Program Helps Durham Students Hone Writing, Research, Presentation Skills
Were America’s Japanese-American internment camps considered a military necessity or a product of racial bias?
Middle and high school students from Durham Public Schools puzzled over the answer last week as they discussed immigration and its history in America during a session at the Hank & Billye Suber Aaron Young Scholars Summer Research Institute at Duke.
The free program – in its fourth year at Duke -- offers an educational enrichment experience to enhance their writing, research and presentation skills.
During their three-week session students met at the Nicholas School of the Environment to design and prepare original research presentations that focus on policy issues affecting inequality. The program material is selected by the teaching faculty in collaboration with scholars at Duke’s Samuel DuBois Cook Center on Social Equity, which hosts the institute.
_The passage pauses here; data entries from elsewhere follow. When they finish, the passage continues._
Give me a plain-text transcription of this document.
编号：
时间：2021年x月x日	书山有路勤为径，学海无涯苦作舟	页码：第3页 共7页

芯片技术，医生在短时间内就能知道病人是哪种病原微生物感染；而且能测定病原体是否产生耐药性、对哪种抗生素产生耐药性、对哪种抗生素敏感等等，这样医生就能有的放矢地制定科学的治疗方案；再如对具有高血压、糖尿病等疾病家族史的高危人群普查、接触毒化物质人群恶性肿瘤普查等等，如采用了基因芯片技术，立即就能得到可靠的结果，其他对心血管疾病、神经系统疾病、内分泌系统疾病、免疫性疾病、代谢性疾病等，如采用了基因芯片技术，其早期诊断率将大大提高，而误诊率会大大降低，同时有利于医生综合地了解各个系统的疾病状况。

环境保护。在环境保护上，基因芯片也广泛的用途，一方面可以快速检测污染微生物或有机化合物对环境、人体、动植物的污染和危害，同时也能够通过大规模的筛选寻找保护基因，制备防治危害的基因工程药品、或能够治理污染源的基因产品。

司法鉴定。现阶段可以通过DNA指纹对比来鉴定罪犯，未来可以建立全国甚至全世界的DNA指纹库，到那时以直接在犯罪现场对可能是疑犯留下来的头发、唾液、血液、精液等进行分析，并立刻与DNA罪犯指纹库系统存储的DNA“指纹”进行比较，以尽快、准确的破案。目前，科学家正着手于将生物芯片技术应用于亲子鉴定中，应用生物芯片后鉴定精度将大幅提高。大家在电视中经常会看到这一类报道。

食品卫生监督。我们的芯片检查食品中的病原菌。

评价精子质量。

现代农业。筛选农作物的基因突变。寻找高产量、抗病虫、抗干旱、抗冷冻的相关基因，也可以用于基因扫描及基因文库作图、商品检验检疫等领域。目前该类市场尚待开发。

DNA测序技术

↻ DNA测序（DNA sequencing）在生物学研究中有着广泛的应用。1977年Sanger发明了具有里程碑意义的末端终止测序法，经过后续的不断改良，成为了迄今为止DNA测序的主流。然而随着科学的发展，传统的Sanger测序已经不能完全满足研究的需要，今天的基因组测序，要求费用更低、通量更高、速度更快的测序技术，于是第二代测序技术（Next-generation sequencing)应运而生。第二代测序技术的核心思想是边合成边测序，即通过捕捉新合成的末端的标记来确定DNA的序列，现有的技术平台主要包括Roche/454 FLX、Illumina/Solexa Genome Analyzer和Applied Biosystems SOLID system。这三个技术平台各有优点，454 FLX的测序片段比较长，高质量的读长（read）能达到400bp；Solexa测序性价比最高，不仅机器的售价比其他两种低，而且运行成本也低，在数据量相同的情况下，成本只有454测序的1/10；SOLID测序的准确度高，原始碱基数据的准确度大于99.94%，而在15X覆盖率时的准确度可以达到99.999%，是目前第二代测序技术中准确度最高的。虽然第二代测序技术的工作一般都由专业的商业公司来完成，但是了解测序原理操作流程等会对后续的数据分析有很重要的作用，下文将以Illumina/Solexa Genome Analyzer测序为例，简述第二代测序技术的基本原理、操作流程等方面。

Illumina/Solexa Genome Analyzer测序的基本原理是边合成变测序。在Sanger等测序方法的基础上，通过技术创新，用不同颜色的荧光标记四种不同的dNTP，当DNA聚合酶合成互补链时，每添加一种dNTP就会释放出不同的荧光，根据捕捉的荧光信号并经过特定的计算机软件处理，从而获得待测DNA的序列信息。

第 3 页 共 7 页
“This is my fourth year teaching in the program and every year I’m drawn back. The research the students do is so powerful and profound,” said institute educator Raymond Beamon. “One of the things that I really enjoy about the program is students have the autonomy to research any topic they would like to cover. It excites me to see students have such inquisitive minds and execute their research in a way to help educate others.”
During this session, the classroom that was once silent filled with the echoing sound of a propaganda video about the internment camps of the 1940s. The video was a part of Beamon’s lesson to teach students about immigration then and now.
After watching the video, Beamon created a group participation activity. With the assistance of another educator and student interns, Beamon asked his students to separate into two groups.
“If you think the Japanese-American internment camps were (A) military necessity go stand on the left side of the classroom,” Beamon said. “If they were (B) a product of racial bias stand on the right side.” Students separated instantly.